Even though the political boycotting was extensive, the political forces linked to the new social movements led to victory for young people and women as the results of IMTIDAD (“Expansion”) show. The movement was born in the south of Iraq, in Al-Haboubi square of Nasiriya in the early stages of the October uprisings. The old and flourishing city of Nasiriya, though now abandoned and marginalized by the authorities, keep generating political and cultural people significant for the country.

The march now goes on. After the announcement of the preliminary results, the losing parties disavowed the elections and organized a sit-in threatening to overthrow the current government if the results are not canceled, or the votes hand-counted. These forces want to put pressure on the winning parties to reaffirm the sectarian system and gain a share of power. According to this consideration, I believe that possible scenarios are two. In the first one, the Sadrist movement allied with Tagadum and the Kurdistan Democratic Party (KDP) forms a majority government. Since the other forces will constitute the opposition, this situation could help end the consociate corruption of the political forces and open a new era based on the political majority – complying with the requests of the October revolution. In the second scenario, the traditional forces reach a consensus to form a new government based on sectarian quotas: Iran and the Iranian-backed militias are particularly pushing for this outcome.

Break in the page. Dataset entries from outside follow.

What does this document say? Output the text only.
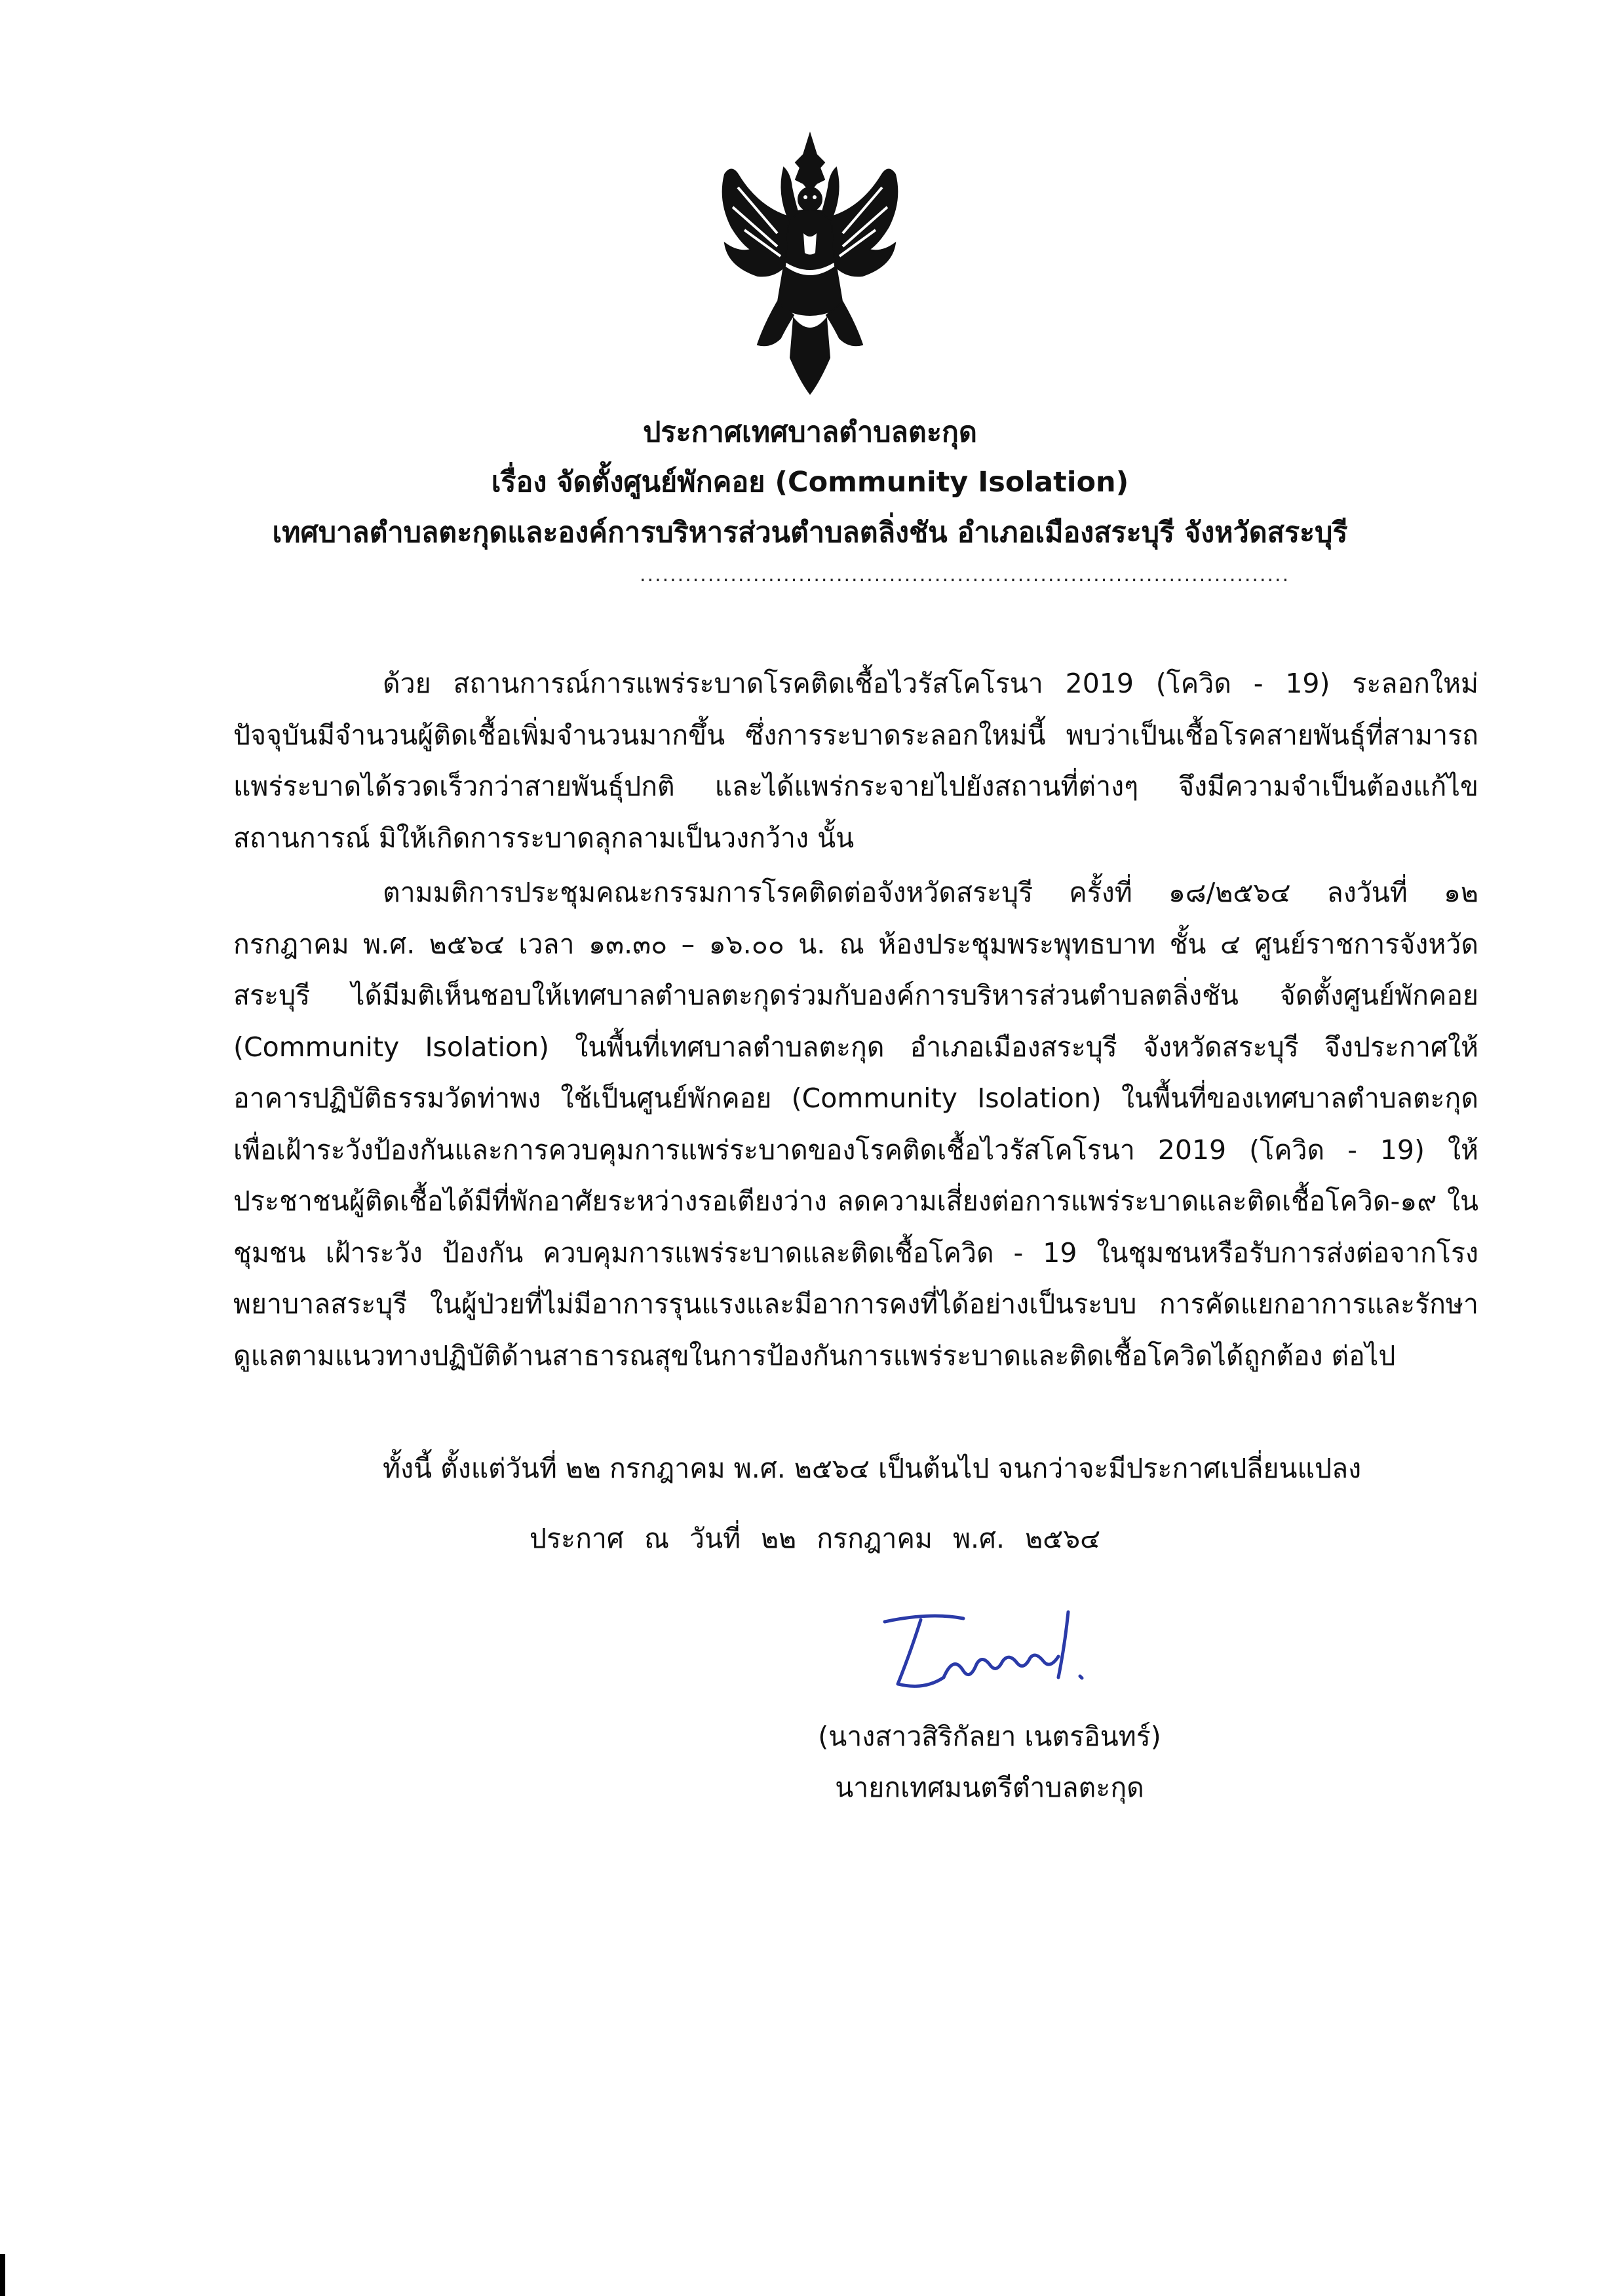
ประกาศเทศบาลตำบลตะกุด
เรื่อง จัดตั้งศูนย์พักคอย (Community Isolation)
เทศบาลตำบลตะกุดและองค์การบริหารส่วนตำบลตลิ่งชัน อำเภอเมืองสระบุรี จังหวัดสระบุรี
......................................................................................

ด้วย สถานการณ์การแพร่ระบาดโรคติดเชื้อไวรัสโคโรนา 2019 (โควิด - 19) ระลอกใหม่ ปัจจุบันมีจำนวนผู้ติดเชื้อเพิ่มจำนวนมากขึ้น ซึ่งการระบาดระลอกใหม่นี้ พบว่าเป็นเชื้อโรคสายพันธุ์ที่สามารถแพร่ระบาดได้รวดเร็วกว่าสายพันธุ์ปกติ และได้แพร่กระจายไปยังสถานที่ต่างๆ จึงมีความจำเป็นต้องแก้ไขสถานการณ์ มิให้เกิดการระบาดลุกลามเป็นวงกว้าง นั้น

ตามมติการประชุมคณะกรรมการโรคติดต่อจังหวัดสระบุรี ครั้งที่ ๑๘/๒๕๖๔ ลงวันที่ ๑๒ กรกฎาคม พ.ศ. ๒๕๖๔ เวลา ๑๓.๓๐ – ๑๖.๐๐ น. ณ ห้องประชุมพระพุทธบาท ชั้น ๔ ศูนย์ราชการจังหวัดสระบุรี ได้มีมติเห็นชอบให้เทศบาลตำบลตะกุดร่วมกับองค์การบริหารส่วนตำบลตลิ่งชัน จัดตั้งศูนย์พักคอย (Community Isolation) ในพื้นที่เทศบาลตำบลตะกุด อำเภอเมืองสระบุรี จังหวัดสระบุรี จึงประกาศให้ อาคารปฏิบัติธรรมวัดท่าพง ใช้เป็นศูนย์พักคอย (Community Isolation) ในพื้นที่ของเทศบาลตำบลตะกุด เพื่อเฝ้าระวังป้องกันและการควบคุมการแพร่ระบาดของโรคติดเชื้อไวรัสโคโรนา 2019 (โควิด - 19) ให้ประชาชนผู้ติดเชื้อได้มีที่พักอาศัยระหว่างรอเตียงว่าง ลดความเสี่ยงต่อการแพร่ระบาดและติดเชื้อโควิด-๑๙ ในชุมชน เฝ้าระวัง ป้องกัน ควบคุมการแพร่ระบาดและติดเชื้อโควิด - 19 ในชุมชนหรือรับการส่งต่อจากโรงพยาบาลสระบุรี ในผู้ป่วยที่ไม่มีอาการรุนแรงและมีอาการคงที่ได้อย่างเป็นระบบ การคัดแยกอาการและรักษาดูแลตามแนวทางปฏิบัติด้านสาธารณสุขในการป้องกันการแพร่ระบาดและติดเชื้อโควิดได้ถูกต้อง ต่อไป

ทั้งนี้ ตั้งแต่วันที่ ๒๒ กรกฎาคม พ.ศ. ๒๕๖๔ เป็นต้นไป จนกว่าจะมีประกาศเปลี่ยนแปลง

ประกาศ ณ วันที่ ๒๒ กรกฎาคม พ.ศ. ๒๕๖๔
(นางสาวสิริกัลยา เนตรอินทร์)
นายกเทศมนตรีตำบลตะกุด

In both cases, the new movements face a difficult task as they should create an alliance representing the requests of the October uprisings. Even though it is unlikely that these forces become part of the government, the alliance could help create and consolidate new policies, representative of the requests of the youth movement. Now, it is time for to the social and civic movements to coordinate and communicate with the different Tishreen forces, both inside and outside the Parliament, to support the momentum for political reforms and to endure on the path of change. No matter the directions IMTIDAD and the new political movements would take in the future, the commitment of the young people of Nasiriya represents an example of civil resistance and adherence to change that tries to resist at all costs in an extremely difficult context.